Testing facility for e-motors
New testing laboratory for E-mobility drives The Von Roll institute in Breitenbach, Switzerland, recently expanded the capabilities of its already comprehensive test facilities with the addition of a new lab, dedicated to the testing of e-motors specifically for mobility applications.
Von Roll’s speciality is insulation material and as such, the new lab is geared towards characterising and testing all elements of insulation within motor systems. “Electric mobility is on the advance worldwide. The trend in the drives of electric vehicles is increasingly towards high voltage with 800 volts and higher,” says Christoph Herold, Director and Head of the Von Roll Institute. One significant result of this move to higher voltages being that insulation materials are pushed harder, being exposed to higher temperatures and stresses.
The range of testing that can be undertaken at the institute is extensive, starting with basic UL1446 standards tests to ascertain the fundamental compatibility and thermal resistance of components. In addition to basic resistance checking, it is also necessary to ensure that different insulation materials used in a system are chemically compatible with each other, to prevent unwanted reactions between various insulation types.
A host of other equipment is at the disposal of the institute for testing e-motor insulation materials. For example, environmental test chambers allow for the simulation of speciﬁ c climactic conditions, with maximum temperatures of up to 340 Celsius, a minimum of -45 Celsius, and up to 100% humidity. The effects of thermal ageing can also be simulated using one of 15 furnaces, capable of accepting parts up to 750mm long and weighing 30kg.
The institute has also developed a system speciﬁcally for performing voltage endurance tests on the insulation for traction motors that run at high switching frequencies. This high-frequency sine-wave voltage supply, with a maximum test frequency of 1000Hz and up to 7kV RMS value can also detect partial discharge problems and show the resistance against them.

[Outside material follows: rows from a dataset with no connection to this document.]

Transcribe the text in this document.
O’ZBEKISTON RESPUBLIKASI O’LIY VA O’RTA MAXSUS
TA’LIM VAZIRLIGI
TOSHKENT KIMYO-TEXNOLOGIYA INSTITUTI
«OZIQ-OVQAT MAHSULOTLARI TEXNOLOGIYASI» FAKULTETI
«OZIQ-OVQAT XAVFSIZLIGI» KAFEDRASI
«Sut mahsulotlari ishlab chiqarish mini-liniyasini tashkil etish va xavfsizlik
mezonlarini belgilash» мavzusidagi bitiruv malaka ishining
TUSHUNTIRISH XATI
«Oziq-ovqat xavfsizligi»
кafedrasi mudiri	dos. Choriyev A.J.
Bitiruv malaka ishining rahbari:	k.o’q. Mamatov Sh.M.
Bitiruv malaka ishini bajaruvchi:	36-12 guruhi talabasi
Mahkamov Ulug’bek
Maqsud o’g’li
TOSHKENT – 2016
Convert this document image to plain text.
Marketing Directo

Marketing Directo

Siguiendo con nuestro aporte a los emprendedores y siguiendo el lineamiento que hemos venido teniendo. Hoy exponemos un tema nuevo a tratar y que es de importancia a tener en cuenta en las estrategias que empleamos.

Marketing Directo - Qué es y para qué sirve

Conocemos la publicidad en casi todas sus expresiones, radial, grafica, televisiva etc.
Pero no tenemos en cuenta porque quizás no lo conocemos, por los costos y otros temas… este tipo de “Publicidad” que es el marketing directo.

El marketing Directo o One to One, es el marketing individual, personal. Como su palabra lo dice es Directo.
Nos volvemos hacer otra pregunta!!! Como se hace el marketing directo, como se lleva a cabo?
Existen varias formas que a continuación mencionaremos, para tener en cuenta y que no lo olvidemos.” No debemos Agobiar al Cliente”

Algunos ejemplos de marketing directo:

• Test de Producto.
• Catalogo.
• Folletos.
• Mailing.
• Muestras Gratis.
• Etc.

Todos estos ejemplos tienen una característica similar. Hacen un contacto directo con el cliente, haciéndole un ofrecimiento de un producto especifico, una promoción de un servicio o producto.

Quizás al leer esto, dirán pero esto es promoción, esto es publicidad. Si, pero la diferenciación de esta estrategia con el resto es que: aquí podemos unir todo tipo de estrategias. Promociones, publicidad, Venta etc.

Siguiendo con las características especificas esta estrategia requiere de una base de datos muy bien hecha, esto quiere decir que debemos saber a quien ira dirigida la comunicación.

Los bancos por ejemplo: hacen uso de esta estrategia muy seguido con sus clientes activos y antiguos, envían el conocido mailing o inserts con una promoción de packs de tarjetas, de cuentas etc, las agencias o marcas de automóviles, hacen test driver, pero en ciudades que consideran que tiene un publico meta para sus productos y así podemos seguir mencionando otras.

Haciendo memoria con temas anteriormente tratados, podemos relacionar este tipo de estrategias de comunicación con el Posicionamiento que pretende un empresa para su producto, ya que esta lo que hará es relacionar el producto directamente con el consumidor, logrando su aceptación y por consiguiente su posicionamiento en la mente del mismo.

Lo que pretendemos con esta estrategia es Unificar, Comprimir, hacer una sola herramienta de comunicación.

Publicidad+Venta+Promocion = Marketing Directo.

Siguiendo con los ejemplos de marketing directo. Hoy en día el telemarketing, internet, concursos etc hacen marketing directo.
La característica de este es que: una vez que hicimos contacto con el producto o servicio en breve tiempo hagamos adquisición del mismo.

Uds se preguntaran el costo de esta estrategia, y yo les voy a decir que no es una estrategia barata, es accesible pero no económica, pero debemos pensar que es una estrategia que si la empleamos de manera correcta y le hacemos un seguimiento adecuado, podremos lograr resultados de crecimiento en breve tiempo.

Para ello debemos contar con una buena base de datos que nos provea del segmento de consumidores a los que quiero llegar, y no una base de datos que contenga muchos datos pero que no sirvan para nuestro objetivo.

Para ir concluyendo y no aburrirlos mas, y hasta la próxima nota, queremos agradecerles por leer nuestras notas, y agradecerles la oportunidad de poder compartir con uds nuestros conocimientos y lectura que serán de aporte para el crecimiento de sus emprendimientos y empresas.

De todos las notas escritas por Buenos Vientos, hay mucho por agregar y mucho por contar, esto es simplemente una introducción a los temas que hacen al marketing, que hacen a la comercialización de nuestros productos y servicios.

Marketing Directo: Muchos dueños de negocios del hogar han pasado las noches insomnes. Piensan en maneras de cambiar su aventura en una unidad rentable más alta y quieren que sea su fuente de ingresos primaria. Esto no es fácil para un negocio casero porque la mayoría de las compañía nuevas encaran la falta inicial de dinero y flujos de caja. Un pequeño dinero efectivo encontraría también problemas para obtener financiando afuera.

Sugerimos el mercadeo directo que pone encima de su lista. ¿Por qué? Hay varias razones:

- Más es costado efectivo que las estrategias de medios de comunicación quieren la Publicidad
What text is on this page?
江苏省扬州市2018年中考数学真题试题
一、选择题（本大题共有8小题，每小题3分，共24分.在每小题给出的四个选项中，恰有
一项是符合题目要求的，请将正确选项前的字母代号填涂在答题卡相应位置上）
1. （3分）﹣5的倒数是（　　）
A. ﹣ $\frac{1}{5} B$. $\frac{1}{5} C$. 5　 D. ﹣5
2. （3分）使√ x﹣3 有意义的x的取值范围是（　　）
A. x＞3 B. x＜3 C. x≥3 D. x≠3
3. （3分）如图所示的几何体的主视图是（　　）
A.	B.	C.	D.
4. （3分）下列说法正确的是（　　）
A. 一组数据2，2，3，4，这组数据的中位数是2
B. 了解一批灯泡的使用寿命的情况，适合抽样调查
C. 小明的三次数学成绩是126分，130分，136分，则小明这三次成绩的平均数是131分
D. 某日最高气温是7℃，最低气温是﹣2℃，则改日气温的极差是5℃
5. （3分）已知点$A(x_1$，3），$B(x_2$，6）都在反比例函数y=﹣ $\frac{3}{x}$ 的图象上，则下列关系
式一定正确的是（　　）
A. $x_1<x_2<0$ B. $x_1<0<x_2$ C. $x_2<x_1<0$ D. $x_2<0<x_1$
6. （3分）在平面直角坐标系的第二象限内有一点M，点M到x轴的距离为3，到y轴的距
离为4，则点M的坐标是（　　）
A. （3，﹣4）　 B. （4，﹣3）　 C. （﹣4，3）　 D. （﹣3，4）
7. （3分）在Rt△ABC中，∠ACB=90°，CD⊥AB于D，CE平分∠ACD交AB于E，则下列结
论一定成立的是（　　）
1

These latter tests are particularly useful when it comes to e-motors – speciﬁcally the latest generation of 800V systems – for the analysis and prevention of corona discharge, which is a common source of failure in high-voltage motors. Until recently, traction motors did not run at sufﬁciently high voltages to produce ozone. This ionized oxygen chemically reacts with many insulation materials and over a long period of time is corrosive to the insulation, causing premature failure in the winding insulation system.